4. Adressering
Het IP protocol zorgt voor de verzending van de pakketten tussen zender en ontvanger. Hierbij maakt het gebruik van een adres om iedere computer te kunnen bereiken.
Een IP-adres (versie 4) is een getal dat is samengesteld uit 32 bits. Dit getal wordt opgedeeld in 4 eenheden (van 8 bits) die gescheiden worden door een punt (Bijvoorbeeld : 194.7.1.4).
Ieder element van het Internetnetwerk bezit een uniek IP-adres. Om die adressen vlot te kunnen toekennen aan elk element, wordt een adres samengesteld uit een netwerknummer en een computernummer.

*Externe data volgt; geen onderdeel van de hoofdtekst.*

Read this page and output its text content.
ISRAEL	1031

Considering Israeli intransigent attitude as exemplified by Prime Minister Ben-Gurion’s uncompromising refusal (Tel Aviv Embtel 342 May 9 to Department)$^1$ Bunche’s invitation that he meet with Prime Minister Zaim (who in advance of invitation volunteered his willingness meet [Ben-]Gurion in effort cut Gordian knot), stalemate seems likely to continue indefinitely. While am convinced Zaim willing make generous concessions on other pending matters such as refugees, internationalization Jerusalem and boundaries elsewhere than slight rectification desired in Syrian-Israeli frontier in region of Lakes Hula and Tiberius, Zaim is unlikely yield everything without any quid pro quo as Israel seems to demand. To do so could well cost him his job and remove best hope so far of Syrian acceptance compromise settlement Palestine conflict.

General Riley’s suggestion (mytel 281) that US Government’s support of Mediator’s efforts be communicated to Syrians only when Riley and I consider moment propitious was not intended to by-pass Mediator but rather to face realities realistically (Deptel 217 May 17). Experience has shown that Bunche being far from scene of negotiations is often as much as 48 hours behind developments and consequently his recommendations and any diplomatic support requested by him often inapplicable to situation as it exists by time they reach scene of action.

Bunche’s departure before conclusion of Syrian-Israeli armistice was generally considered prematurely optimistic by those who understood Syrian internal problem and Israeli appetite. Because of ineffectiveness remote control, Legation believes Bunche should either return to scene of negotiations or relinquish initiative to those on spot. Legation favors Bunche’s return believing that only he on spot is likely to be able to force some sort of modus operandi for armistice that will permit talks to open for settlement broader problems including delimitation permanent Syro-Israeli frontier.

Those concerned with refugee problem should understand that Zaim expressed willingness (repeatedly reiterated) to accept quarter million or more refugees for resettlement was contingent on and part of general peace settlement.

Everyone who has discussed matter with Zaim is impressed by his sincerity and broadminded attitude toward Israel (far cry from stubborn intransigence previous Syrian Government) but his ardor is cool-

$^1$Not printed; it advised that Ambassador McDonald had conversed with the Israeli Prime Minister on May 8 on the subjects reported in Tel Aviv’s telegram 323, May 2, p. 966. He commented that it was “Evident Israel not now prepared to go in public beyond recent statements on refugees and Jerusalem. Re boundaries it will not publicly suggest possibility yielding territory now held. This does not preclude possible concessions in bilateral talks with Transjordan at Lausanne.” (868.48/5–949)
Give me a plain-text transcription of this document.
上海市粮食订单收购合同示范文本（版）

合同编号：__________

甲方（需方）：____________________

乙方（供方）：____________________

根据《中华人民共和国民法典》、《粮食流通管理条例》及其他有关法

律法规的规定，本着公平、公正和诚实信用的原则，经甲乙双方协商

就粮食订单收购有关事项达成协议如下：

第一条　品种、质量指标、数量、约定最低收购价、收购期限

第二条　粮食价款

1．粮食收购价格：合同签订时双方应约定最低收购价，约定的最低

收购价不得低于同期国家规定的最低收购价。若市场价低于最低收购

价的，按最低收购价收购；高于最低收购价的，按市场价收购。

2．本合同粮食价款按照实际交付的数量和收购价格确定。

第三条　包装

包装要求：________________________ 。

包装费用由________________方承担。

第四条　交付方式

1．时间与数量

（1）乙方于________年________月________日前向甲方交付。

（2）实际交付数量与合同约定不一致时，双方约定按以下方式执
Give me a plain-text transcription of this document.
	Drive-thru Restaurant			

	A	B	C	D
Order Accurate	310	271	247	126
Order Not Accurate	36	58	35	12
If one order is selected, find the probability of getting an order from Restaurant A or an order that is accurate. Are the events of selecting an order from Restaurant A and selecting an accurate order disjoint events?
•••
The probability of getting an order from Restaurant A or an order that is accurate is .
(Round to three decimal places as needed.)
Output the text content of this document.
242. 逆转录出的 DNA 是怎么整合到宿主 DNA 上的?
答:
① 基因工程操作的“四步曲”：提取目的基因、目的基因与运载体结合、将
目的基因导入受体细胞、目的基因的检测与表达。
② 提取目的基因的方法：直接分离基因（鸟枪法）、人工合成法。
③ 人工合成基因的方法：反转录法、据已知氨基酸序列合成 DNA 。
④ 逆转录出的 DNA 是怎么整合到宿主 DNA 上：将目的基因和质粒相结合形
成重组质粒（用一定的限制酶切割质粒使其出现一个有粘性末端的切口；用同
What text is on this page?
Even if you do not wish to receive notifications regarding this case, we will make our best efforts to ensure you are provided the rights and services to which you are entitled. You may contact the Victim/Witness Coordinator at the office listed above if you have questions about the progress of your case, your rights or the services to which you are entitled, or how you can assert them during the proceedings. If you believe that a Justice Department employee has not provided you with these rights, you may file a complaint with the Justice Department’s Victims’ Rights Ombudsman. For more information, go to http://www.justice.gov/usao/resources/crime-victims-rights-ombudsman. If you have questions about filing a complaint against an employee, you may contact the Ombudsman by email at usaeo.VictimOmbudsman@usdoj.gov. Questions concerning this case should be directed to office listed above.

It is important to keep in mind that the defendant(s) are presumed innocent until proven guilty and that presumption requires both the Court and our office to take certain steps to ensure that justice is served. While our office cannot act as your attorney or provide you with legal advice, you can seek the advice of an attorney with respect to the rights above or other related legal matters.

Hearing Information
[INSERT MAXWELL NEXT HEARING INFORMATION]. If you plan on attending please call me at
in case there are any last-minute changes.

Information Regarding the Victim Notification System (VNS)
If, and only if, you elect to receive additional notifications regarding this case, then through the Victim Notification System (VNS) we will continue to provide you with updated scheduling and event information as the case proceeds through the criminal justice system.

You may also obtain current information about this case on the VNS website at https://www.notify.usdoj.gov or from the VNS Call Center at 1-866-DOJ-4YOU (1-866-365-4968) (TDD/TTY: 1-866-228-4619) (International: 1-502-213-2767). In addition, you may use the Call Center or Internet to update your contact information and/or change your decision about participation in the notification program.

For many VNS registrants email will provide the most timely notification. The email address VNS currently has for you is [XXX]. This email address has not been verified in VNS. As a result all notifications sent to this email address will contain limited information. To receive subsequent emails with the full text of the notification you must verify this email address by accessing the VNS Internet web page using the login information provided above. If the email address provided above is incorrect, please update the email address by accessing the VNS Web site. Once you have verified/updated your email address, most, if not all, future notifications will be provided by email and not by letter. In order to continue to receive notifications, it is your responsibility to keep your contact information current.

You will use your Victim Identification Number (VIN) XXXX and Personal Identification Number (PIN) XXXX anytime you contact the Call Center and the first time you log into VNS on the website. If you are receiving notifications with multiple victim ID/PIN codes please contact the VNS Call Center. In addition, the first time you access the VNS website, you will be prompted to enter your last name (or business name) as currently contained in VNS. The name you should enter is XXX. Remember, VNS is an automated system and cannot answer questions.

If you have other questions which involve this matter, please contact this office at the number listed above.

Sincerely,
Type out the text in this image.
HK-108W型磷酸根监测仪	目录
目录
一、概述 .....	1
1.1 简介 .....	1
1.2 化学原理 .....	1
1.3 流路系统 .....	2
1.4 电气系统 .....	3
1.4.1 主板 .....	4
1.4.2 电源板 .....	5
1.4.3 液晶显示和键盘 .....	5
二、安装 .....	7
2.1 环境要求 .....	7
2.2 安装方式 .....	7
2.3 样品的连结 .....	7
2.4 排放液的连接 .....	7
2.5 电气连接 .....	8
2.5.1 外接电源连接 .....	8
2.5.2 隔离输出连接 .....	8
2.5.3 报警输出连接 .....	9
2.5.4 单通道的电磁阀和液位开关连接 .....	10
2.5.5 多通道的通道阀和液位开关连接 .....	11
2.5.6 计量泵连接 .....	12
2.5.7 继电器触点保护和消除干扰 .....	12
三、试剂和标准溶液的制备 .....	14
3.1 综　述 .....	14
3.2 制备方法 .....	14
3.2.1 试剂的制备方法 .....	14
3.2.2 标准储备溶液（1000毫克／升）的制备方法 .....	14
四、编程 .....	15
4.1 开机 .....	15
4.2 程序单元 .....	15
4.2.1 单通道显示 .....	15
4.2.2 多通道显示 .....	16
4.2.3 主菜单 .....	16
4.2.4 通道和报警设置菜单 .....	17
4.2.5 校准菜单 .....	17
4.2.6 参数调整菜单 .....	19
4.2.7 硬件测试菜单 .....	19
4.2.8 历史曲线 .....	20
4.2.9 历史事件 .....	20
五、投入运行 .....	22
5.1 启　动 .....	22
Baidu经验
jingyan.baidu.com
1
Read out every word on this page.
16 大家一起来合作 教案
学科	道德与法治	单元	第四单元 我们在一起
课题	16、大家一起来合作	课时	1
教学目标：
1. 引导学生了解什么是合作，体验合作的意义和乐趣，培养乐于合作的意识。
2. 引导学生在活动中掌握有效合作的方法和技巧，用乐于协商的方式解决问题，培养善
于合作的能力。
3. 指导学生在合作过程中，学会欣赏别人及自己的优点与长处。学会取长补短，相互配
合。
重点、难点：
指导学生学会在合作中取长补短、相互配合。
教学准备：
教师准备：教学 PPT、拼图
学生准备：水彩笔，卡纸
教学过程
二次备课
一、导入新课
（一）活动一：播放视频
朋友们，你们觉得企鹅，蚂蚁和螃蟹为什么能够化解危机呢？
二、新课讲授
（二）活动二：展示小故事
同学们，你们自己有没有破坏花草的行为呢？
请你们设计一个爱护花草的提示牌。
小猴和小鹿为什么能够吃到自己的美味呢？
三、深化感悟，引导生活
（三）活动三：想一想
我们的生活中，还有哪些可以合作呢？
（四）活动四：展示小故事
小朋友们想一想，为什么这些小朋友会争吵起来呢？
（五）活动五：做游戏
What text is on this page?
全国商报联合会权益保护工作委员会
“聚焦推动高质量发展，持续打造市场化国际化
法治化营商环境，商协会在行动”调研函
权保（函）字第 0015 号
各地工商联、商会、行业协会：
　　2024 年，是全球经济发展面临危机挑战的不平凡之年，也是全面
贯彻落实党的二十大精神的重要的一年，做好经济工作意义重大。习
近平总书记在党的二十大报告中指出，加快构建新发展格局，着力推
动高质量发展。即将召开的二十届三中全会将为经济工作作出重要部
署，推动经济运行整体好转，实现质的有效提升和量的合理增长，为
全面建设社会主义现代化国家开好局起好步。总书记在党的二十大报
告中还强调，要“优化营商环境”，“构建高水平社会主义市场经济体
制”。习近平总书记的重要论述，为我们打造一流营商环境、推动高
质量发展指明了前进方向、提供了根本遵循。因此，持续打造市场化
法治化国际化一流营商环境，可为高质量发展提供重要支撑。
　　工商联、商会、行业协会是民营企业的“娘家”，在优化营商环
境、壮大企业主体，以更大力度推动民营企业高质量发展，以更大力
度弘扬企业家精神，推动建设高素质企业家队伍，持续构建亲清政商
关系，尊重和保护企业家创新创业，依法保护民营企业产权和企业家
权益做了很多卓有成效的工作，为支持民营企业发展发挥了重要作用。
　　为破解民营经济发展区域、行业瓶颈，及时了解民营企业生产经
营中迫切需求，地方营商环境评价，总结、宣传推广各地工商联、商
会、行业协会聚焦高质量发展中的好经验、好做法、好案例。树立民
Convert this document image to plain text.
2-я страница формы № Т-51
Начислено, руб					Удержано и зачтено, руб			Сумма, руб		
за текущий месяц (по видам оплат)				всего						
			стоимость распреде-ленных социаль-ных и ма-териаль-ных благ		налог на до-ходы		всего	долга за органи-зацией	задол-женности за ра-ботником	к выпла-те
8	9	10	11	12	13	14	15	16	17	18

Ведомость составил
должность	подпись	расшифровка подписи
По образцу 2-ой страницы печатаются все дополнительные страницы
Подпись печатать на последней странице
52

Alle computers worden ondergebracht in 3 klassen :
Netwerken van klasse A : met een netwerknummer met een eerste cijfergroep van 1 tot 127. Dit zijn netwerken van groot formaat (bv. IBM, AT&T,...) waarop een zeer groot aantal computers is aangesloten.
Netwerken van klasse B : met een netwerknummer met een eerste cijfergroep tussen 128 en 191. Dit adrestype wordt vooral gebruikt in universiteiten. Er kunnen tot 65.000 terminals of computers aangesloten worden.
Netwerken van klasse C : met een netwerknummer met een eerste cijfergroep tussen 192 en 223. Dit is vooral bedoeld voor kleinere netwerken met tot 255 computers.